Photo by Michelle Garren Flye

Poem 17 (National Poetry Month): COVID-19

I considered titling this poem “Lasting Effects”, but I prefer the blatancy of this title instead.

COVID-19

By Michelle Garren Flye

Don’t do that, it will make you sick.

Don’t go out—don’t even try.

The virus is out there, it’s too quick,

You can’t outrun it, you can’t defy.

But what if it never ends?

What if we’re stuck this way?

There may be no amends

If the virus is here to stay.

Fear has found a place of assembly,

Even in the hearts of the brave.

Soldiers cannot fight this enemy,

And maybe there is nothing to save.

Maybe this is what we’ve earned

Through years of war and strife—

When we’ve never really learned

What’s important in life.

Photo by Michelle Garren Flye

Poem 13 (National Poetry Month): In the Middle of the Storm

In the Middle of the Storm

By Michelle Garren Flye

In the middle of the storm

There’s no time for wondering

If what we are doing is right

(That’s what preparation is for)

The noise and distraction

Leave no room for discussion

About what we’re supposed to do

(So we just do and hope)

It’s only after that we find out

It’s only when we stand on the edge

And survey what’s left that we know

(If we’re lucky enough anyway)

History watches every decision

Written by victors (or victorias)

A reflection of what we did

In the middle of the storm

Photo by Michelle Garren Flye

Poem 11 (National Poetry Month): Leakage

Another attempt at rhyming poetry. Some are better than others

Leakage

By Michelle Garren Flye

The pool in the forest looks endless and deep.

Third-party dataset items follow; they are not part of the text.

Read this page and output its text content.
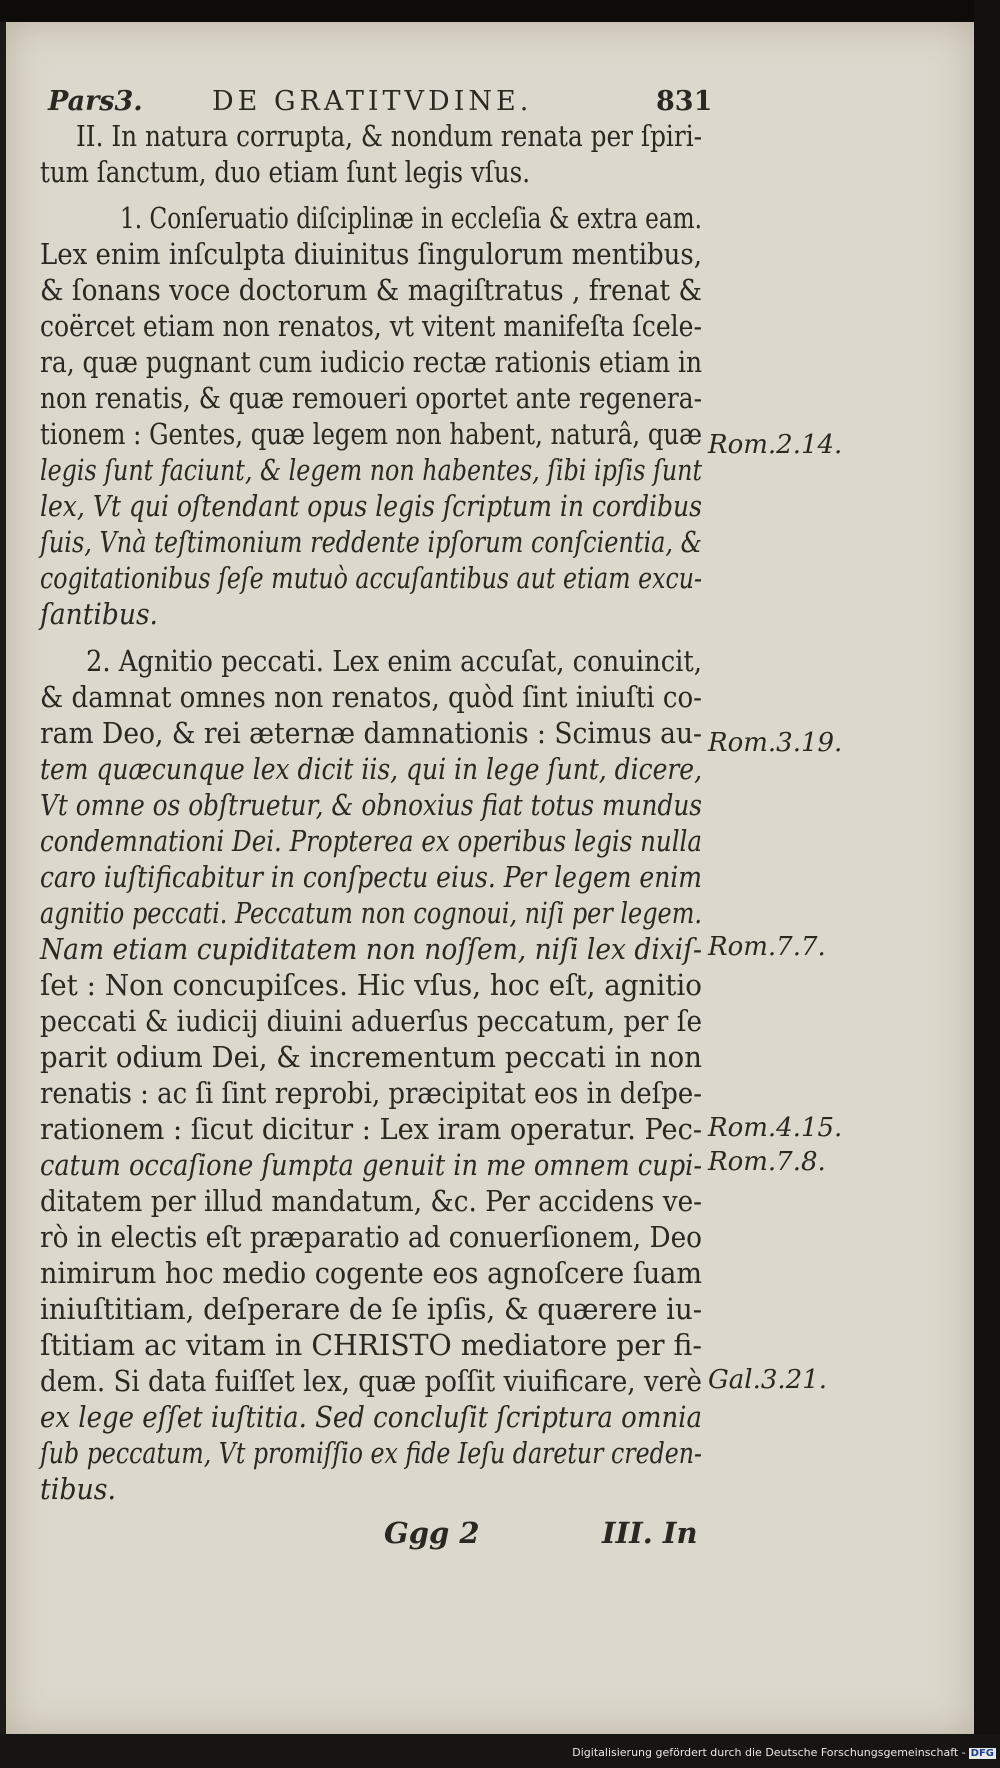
Pars3.	DE GRATITVDINE.	831
II. In natura corrupta, & nondum renata per ſpiri-
tum ſanctum, duo etiam ſunt legis vſus.
1. Conſeruatio diſciplinæ in eccleſia & extra eam.
Lex enim inſculpta diuinitus ſingulorum mentibus,
& ſonans voce doctorum & magiſtratus , frenat &
coërcet etiam non renatos, vt vitent manifeſta ſcele-
ra, quæ pugnant cum iudicio rectæ rationis etiam in
non renatis, & quæ remoueri oportet ante regenera-
tionem : Gentes, quæ legem non habent, naturâ, quæ
legis ſunt faciunt, & legem non habentes, ſibi ipſis ſunt
lex, Vt qui oſtendant opus legis ſcriptum in cordibus
ſuis, Vnà teſtimonium reddente ipſorum conſcientia, &
cogitationibus ſeſe mutuò accuſantibus aut etiam excu-
ſantibus.
2. Agnitio peccati. Lex enim accuſat, conuincit,
& damnat omnes non renatos, quòd ſint iniuſti co-
ram Deo, & rei æternæ damnationis : Scimus au-
tem quæcunque lex dicit iis, qui in lege ſunt, dicere,
Vt omne os obſtruetur, & obnoxius fiat totus mundus
condemnationi Dei. Propterea ex operibus legis nulla
caro iuſtificabitur in conſpectu eius. Per legem enim
agnitio peccati. Peccatum non cognoui, niſi per legem.
Nam etiam cupiditatem non noſſem, niſi lex dixiſ-
ſet : Non concupiſces. Hic vſus, hoc eſt, agnitio
peccati & iudicij diuini aduerſus peccatum, per ſe
parit odium Dei, & incrementum peccati in non
renatis : ac ſi ſint reprobi, præcipitat eos in deſpe-
rationem : ſicut dicitur : Lex iram operatur. Pec-
catum occaſione ſumpta genuit in me omnem cupi-
ditatem per illud mandatum, &c. Per accidens ve-
rò in electis eſt præparatio ad conuerſionem, Deo
nimirum hoc medio cogente eos agnoſcere ſuam
iniuſtitiam, deſperare de ſe ipſis, & quærere iu-
ſtitiam ac vitam in CHRISTO mediatore per fi-
dem. Si data fuiſſet lex, quæ poſſit viuificare, verè
ex lege eſſet iuſtitia. Sed concluſit ſcriptura omnia
ſub peccatum, Vt promiſſio ex fide Ieſu daretur creden-
tibus.
Rom.2.14.
Rom.3.19.
Rom.7.7.
Rom.4.15.
Rom.7.8.
Gal.3.21.
Ggg 2	III. In
Digitalisierung gefördert durch die Deutsche Forschungsgemeinschaft - DFG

But I know a secret that I will always keep.

The stream that away from the pool leads

Now has all the water a little stream needs.

But look closer, look harder, and you will find

That time to the stream will not be kind.

Upstream a dam has been built to cut off

The flow to the pool and the stream’s runoff.

Does the pool know it is leaking away?

Will it attempt to make the water stay?

Or just like us, it may avoid the strife

And allow the leakage to continue for life.